En effet, l’acte rarissime d’apposer l’effigie du Maréchal
TITO sur le plus gros billet de 500 Sylis de la monnaie guinéenne,
véritable attribut de souveraineté, n’était pas un fait du
hasard. C’était, à la fois la manifestation et le témoignage de
l’AMITIÉ exemplaire et de la confiance
que se portaient mutuellement deux hommes et deux peuples déterminés
à lutter côte à côte pour l’avènement de plus de
justice, d’équité, de solidarité et de paix dans
le Monde.
À
mon retour en Guinée après le 3 avril
1984, la DEUXIÈME RÉPUBLIQUE a procédé à la libéralisation
de l’économie. J’ai opté alors pour l’exercice d’une profession libérale en ouvrant un Cabinet d’Avocat à
Conakry. J’ajoute qu’auparavant,
en tant qu’Ambassadeur, j’avais
adressé au Gouvernement des Suggestions et Propositions pour
un Redressement National dans lesquelles j’ai ciblé des secteurs
prioritaires comportant des projections Horizon 2000. Ce document rédigé
à Belgrade depuis avril 1984 conserve encore sa part d’actualité.
Avez-vous
des contacts avec l’Amérique du Nord?
J’entretiens
déjà des relations suivies avec des ONG américaines.

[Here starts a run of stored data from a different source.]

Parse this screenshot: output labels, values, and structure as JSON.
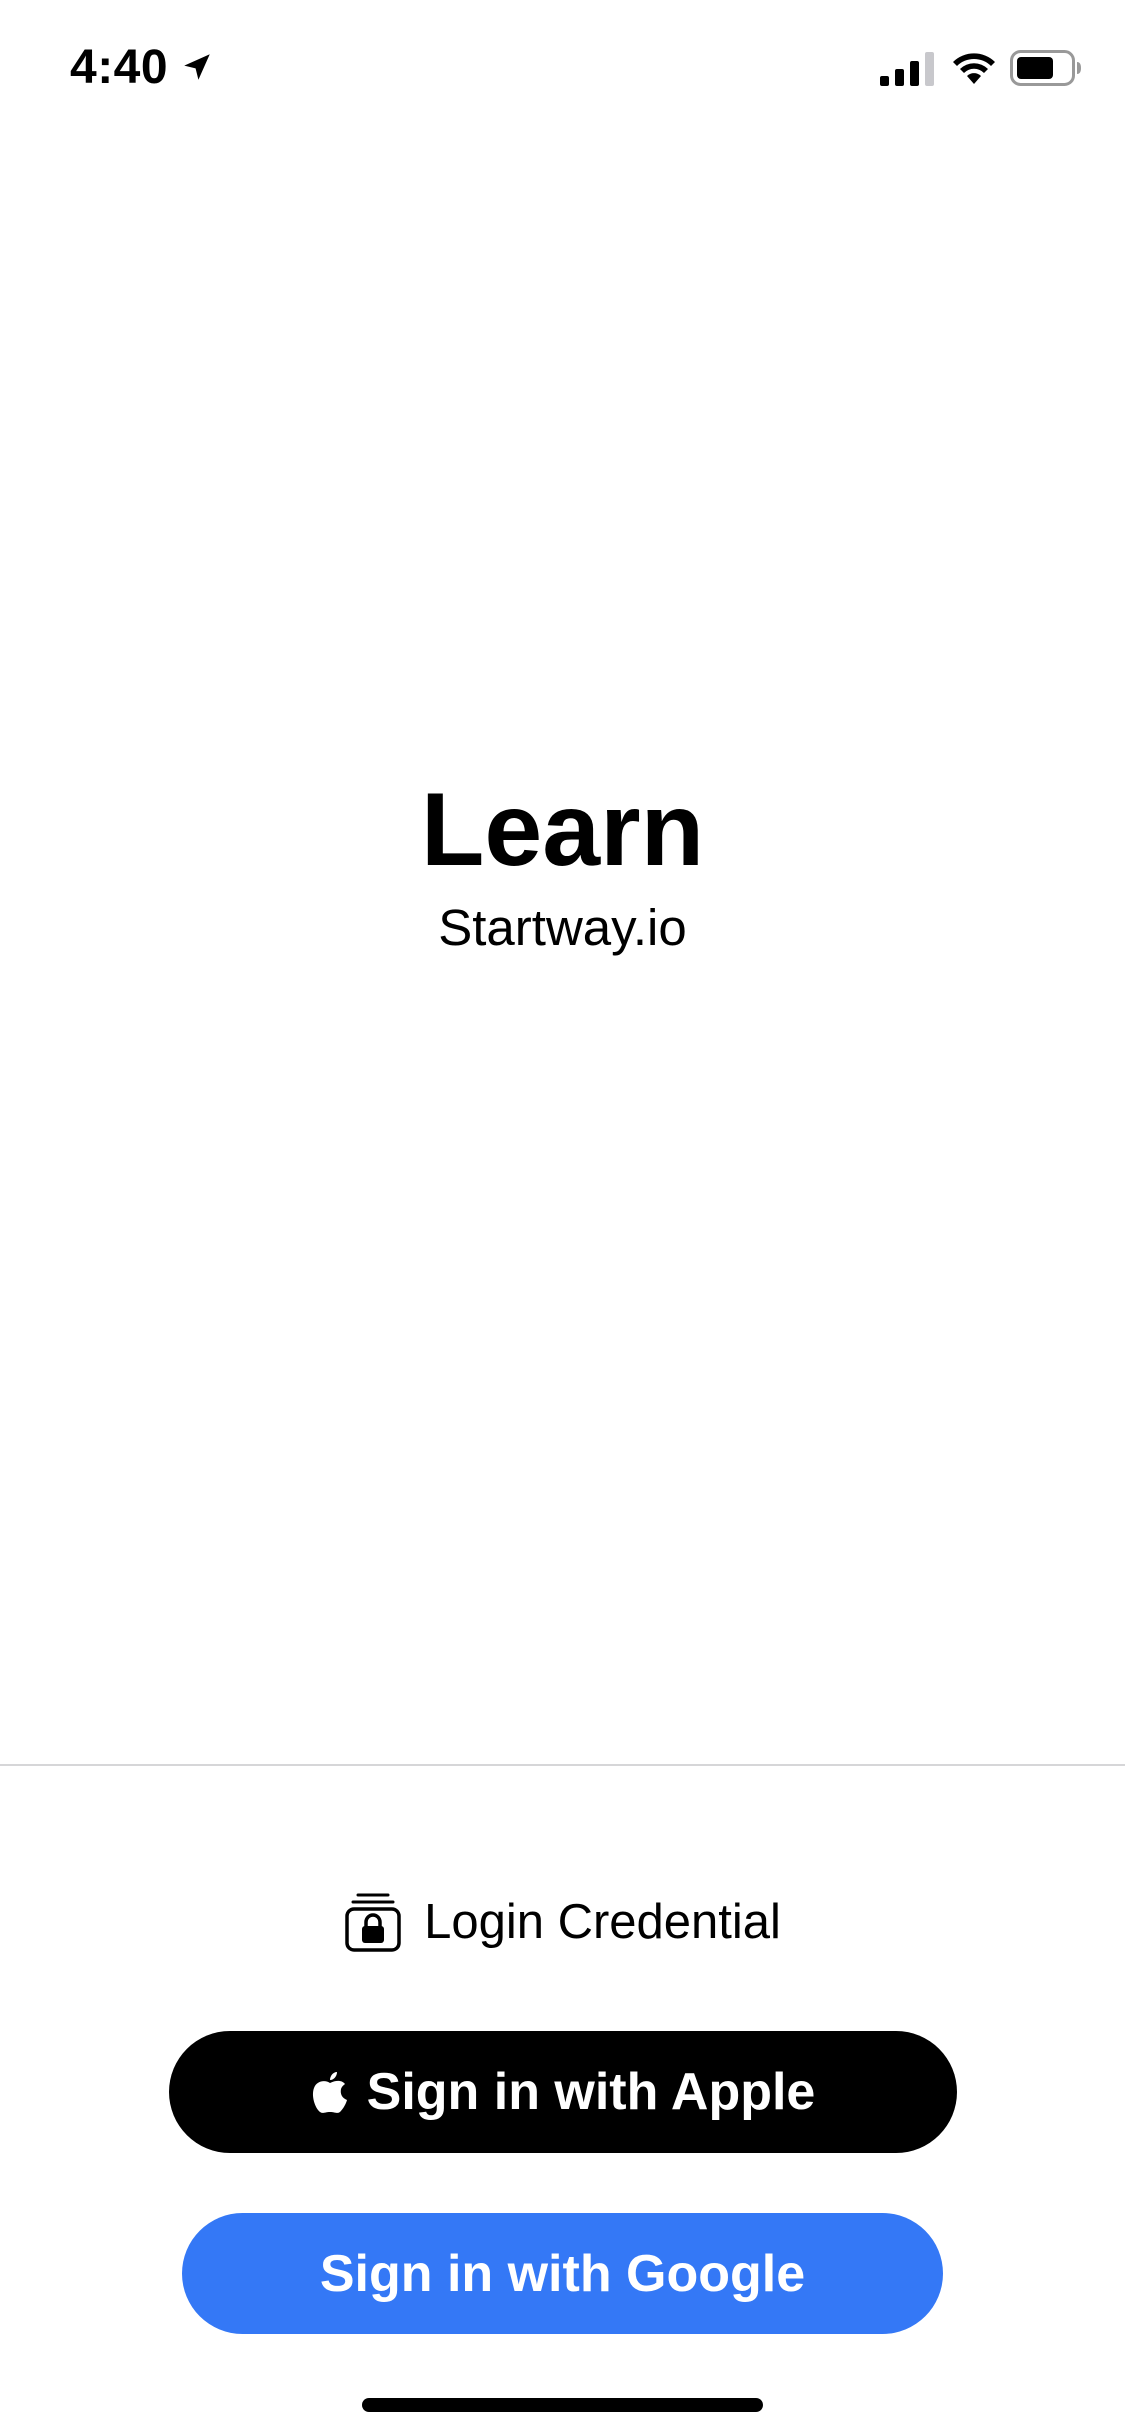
{
  "status_bar": {
    "time": "4:40",
    "icons": {
      "location": "location-arrow-icon",
      "signal": "cellular-signal-icon",
      "wifi": "wifi-icon",
      "battery": "battery-icon"
    }
  },
  "main": {
    "title": "Learn",
    "subtitle": "Startway.io"
  },
  "auth": {
    "credential_label": "Login Credential",
    "credential_icon": "lock-credential-icon",
    "apple_label": "Sign in with Apple",
    "apple_icon": "apple-logo-icon",
    "google_label": "Sign in with Google"
  },
  "colors": {
    "background": "#ffffff",
    "apple_button": "#000000",
    "google_button": "#3478f6",
    "divider": "#d6d6d8"
  }
}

J’aimerais, en outre, lors des Journées Guinéennes au Canada,
rencontrer des Juristes et des Consultants spécialisés en matière
de Transport Maritime, de Commerce ou d’Investissement pour nouer
d’éventuelles relations d’affaires susceptibles de
sauvegarder nos intérêts réciproques bien compris.